Zwei Satellitprojeke erweitern das Programm: Mit der Ausstellung Keiner rannte thematisiert Andrey Klassen Illusion und kollektive Verdrängung im Angesicht des Klimawandels. Die Präsentation ist ein von Anna Nowak kuratierter Beitrag des Kunsthaus Hamburg und findet in unmittelbarer Nähe zum Mahnmal St. Nikolai in einem neuen Projektraum in der Admiralitätstraße 75 statt, den das Kunsthaus temporär bespielt. Als zweiter Satellit kehrt die von Joanna Warsza kuratierte Installation Sunflower Fields der Künstlerin Agnes Denes zurück in die urbane Landschaft Hamburgs. Am Hammaburg-Platz wird das Sonnenblumenfeld, das bereits letztes Jahr im Stadtpark zu sehen war, als Zeichen der Regeneration neu gepflanzt.
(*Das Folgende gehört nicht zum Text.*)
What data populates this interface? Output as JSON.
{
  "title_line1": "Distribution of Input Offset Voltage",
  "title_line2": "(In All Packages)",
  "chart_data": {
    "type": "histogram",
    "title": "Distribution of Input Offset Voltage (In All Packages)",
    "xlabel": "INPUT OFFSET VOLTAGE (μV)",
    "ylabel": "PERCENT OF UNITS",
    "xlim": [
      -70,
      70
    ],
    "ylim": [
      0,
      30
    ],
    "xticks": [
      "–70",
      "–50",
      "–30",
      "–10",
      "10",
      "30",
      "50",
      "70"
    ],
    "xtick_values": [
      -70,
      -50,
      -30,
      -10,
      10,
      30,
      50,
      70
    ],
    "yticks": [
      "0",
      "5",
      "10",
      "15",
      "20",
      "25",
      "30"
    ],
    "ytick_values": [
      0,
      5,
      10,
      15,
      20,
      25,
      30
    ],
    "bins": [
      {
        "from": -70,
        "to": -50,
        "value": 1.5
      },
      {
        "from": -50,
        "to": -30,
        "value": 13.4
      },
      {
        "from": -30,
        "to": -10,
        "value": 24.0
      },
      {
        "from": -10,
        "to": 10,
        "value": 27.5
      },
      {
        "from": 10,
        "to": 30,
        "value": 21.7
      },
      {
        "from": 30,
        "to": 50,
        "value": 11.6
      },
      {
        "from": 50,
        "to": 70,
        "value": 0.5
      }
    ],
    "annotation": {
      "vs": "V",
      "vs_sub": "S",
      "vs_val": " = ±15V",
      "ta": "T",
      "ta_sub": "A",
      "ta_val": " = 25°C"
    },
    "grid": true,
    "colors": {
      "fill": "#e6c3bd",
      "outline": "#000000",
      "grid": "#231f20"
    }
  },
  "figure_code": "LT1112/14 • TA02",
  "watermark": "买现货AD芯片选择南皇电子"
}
Zeitlich parallel zeigt das Kunsthaus Hamburg im Rahmen der 9. Triennale der Photographie Hamburg 2026 in den eigenen Räumen am Klosterwall 15 eine Einzelausstellung von Melike Kara. Für die Installation verbrannte die Künstlerin erstmals Teile ihres fotografischen Archivs und integriert die Überreste in eine raumgreifende Installation.
In gemeinsamen Rundgängen werden FIRE. From the Cosmos to the Commons, die Ausstellung von Andrey Klassen, die Installation von Agnes Denes und die Ausstellung von Melike Kara miteinander in Bezug gesetzt.